Over the past year, NSA and Cyber Command have moved to turn many intelligence gains in cyberspace into unclassified but actionable alerts or warnings that have trickled down to the broader public, particularly around ongoing or historic Russian hacking campaigns that could be deployed in the future against U.S. targets.

“It begins outside the United States where my authorities rest, and that’s through a series of persistent engagement campaigns against malicious cyber actors that intend to do our nation harm,” said Nakasone. “With the NSA, being able to release that information so that when we do a hunt forward operation in a specific country, being able to understand the tradecraft and the malware, and then releasing it publicly provides an antidote to what they might do.”

Questions about offensive cyber operations by the military were top of mind for many Senators after CyberScoop reported last week that the Biden administration is mulling changes to National Security Presidential Memorandum 13, which since 2018 has allowed the Pentagon and U.S. Cyber Command more leeway to authorize cyber operations overseas. The changes under consideration would reportedly remove that authority or place it within a larger interagency process where other stakeholders can weigh in.

Senators Mike Rounds, R-SD, and Angus King, I-MN, both expressed concerns about the potential impact that such changes would have on ability of the U.S. to move swiftly and decisively in cyberspace.

"Substantial changes I believe would be a grave mistake.
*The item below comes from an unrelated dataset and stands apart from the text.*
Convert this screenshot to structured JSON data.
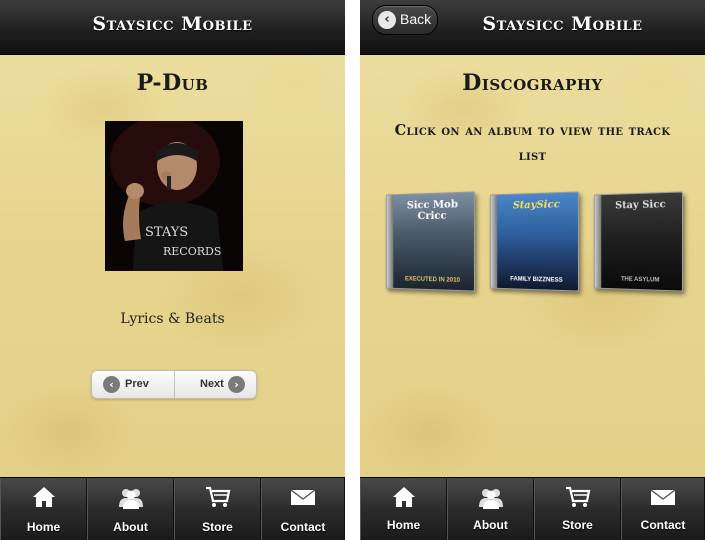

It would undermine deterrence at the worst possible moment and I’ve communicated that to the White House," King said.

Cyber talent management envy

DHS has recently began making use of its congressionally authorized powers to sidestep normally hiring and pay requirements for cybersecurity job candidates, offering higher salaries and a quicker path to employment. That has resulted in some envious comments in recent weeks from the leaders of the FBI and NSA/Cyber Command, who see great potential in the concept for their own agencies.

Last week in stumping for similar powers, FBI assistant director for cyber Bryan Vorndran told Congress that “we have found our struggles to pay [top cyber talent] market value — even federal government market value — is often a dealbreaker” in hiring.
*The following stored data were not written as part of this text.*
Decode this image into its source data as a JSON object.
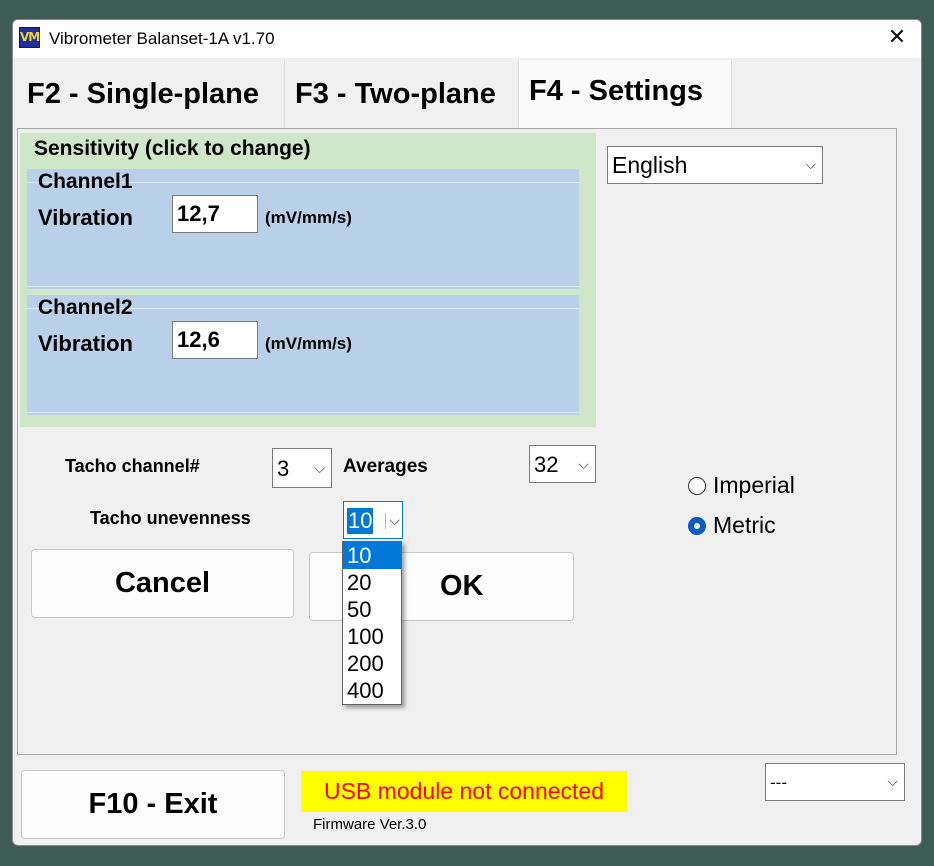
{
  "window": {
    "title": "Vibrometer Balanset-1A  v1.70",
    "app_icon": "VM"
  },
  "tabs": [
    {
      "label": "F2 - Single-plane",
      "active": false
    },
    {
      "label": "F3 - Two-plane",
      "active": false
    },
    {
      "label": "F4 - Settings",
      "active": true
    }
  ],
  "sensitivity": {
    "title": "Sensitivity (click to change)",
    "channel1": {
      "title": "Channel1",
      "label": "Vibration",
      "value": "12,7",
      "unit": "(mV/mm/s)"
    },
    "channel2": {
      "title": "Channel2",
      "label": "Vibration",
      "value": "12,6",
      "unit": "(mV/mm/s)"
    }
  },
  "language": {
    "selected": "English"
  },
  "tacho_channel": {
    "label": "Tacho channel#",
    "value": "3"
  },
  "averages": {
    "label": "Averages",
    "value": "32"
  },
  "tacho_unevenness": {
    "label": "Tacho unevenness",
    "value": "10",
    "options": [
      "10",
      "20",
      "50",
      "100",
      "200",
      "400"
    ],
    "highlighted": "10"
  },
  "buttons": {
    "cancel": "Cancel",
    "ok": "OK",
    "exit": "F10 - Exit"
  },
  "units": {
    "imperial": {
      "label": "Imperial",
      "checked": false
    },
    "metric": {
      "label": "Metric",
      "checked": true
    }
  },
  "status": {
    "message": "USB module not connected",
    "firmware": "Firmware Ver.3.0"
  },
  "bottom_combo": {
    "value": "---"
  },
  "colors": {
    "status_bg": "#ffff00",
    "status_text": "#ff0000",
    "sensitivity_bg": "#cfe6c8",
    "channel_bg": "#b8d0ea",
    "accent": "#0078d7"
  }
}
Nakasone took a similar tack when asked about early lessons from the DHS program and how it could apply to Cyber Command, saying it demonstrates the need to think creatively about both short term authorities that can address immediate needs and longer-term initiatives to bring more minorities and women into fields of study like data science, artificial intelligence and coding.
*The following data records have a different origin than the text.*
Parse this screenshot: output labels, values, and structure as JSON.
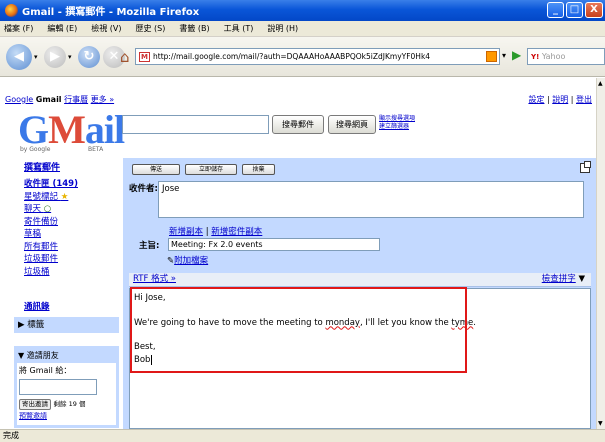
{
  "window": {
    "title": "Gmail - 撰寫郵件 - Mozilla Firefox",
    "buttons": [
      "_",
      "□",
      "X"
    ]
  },
  "menu": [
    "檔案 (F)",
    "編輯 (E)",
    "檢視 (V)",
    "歷史 (S)",
    "書籤 (B)",
    "工具 (T)",
    "說明 (H)"
  ],
  "address": {
    "url": "http://mail.google.com/mail/?auth=DQAAAHoAAABPQOk5iZdJKmyYF0Hk4",
    "search_placeholder": "Yahoo"
  },
  "gmail": {
    "toplinks": {
      "google": "Google",
      "gmail": "Gmail",
      "calendar": "行事曆",
      "more": "更多 »"
    },
    "rightlinks": {
      "settings": "設定",
      "help": "說明",
      "signout": "登出"
    },
    "logo": {
      "text_g": "G",
      "text_m": "M",
      "text_ail": "ail",
      "by": "by Google",
      "beta": "BETA"
    },
    "search_mail_button": "搜尋郵件",
    "search_web_button": "搜尋網頁",
    "search_options_link": "顯示搜尋選項",
    "create_filter_link": "建立篩選器"
  },
  "leftnav": {
    "compose": "撰寫郵件",
    "items": [
      "收件匣 (149)",
      "星號標記",
      "聊天",
      "寄件備份",
      "草稿",
      "所有郵件",
      "垃圾郵件",
      "垃圾桶"
    ],
    "contacts": "通訊錄",
    "labels": "標籤",
    "invite": {
      "title": "邀請朋友",
      "prompt": "將 Gmail 給：",
      "send_button": "寄出邀請",
      "remaining": "剩餘 19 個",
      "preview_link": "預覽邀請"
    }
  },
  "compose": {
    "buttons": [
      "傳送",
      "立即儲存",
      "捨棄"
    ],
    "to_label": "收件者:",
    "to_value": "Jose",
    "add_cc": "新增副本",
    "add_bcc": "新增密件副本",
    "subject_label": "主旨:",
    "subject_value": "Meeting: Fx 2.0 events",
    "attach": "附加檔案",
    "rtf": "RTF 格式 »",
    "spellcheck": "檢查拼字",
    "body": {
      "line1": "Hi Jose,",
      "line2a": "We're going to have to move the meeting to ",
      "line2b": "monday",
      "line2c": ", I'll let you know the ",
      "line2d": "tyme",
      "line2e": ".",
      "line3": "Best,",
      "line4": "Bob"
    }
  },
  "status": "完成"
}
Currently, women represent about 35% of Cyber Command’s civilian workforce and 20% of their military personnel, numbers that are on par or better with the 20-25% national average but that “our talent initiatives right now are focused on developing the next generation [because] while we have enough for today, we need more for tomorrow.”

“We need as large a pool [of talent] as possible. This is a critical piece of what our nation is going to do in the future,” said Nakasone. “Cyberspace is where our nation stores its wealth and treasure…being able to attract from broad range of our society that traditionally perhaps have not touched [STEM] is an important first step.”

Nakasone was asked how a social media data threat analysis center (authorized through the 2020 National Defense Authorization Act but yet to be established) might help agencies like Cyber Command root out or disrupt foreign influence operations online. Nakasone said a center could be useful but only under certain conditions, namely that it would be more effective it weren’t perceived as a government mouthpiece. Other departments like the Department of Homeland Security that have set up task forces around disinformation have come to similar conclusions.

“Here’s what the center really need to do…it needs to be able to look at all of the full spectrum operations of what our adversaries are doing. What are the tactics, what are the tradecraft, what are they procedures they’re doing?” said Nakasone. “I think the second piece is what would probably be most helpful is this center being outside the government, a federally funded research center or perhaps another center that is obviously in support that is able to attract the talent and is able to remain very dynamic in its approach.”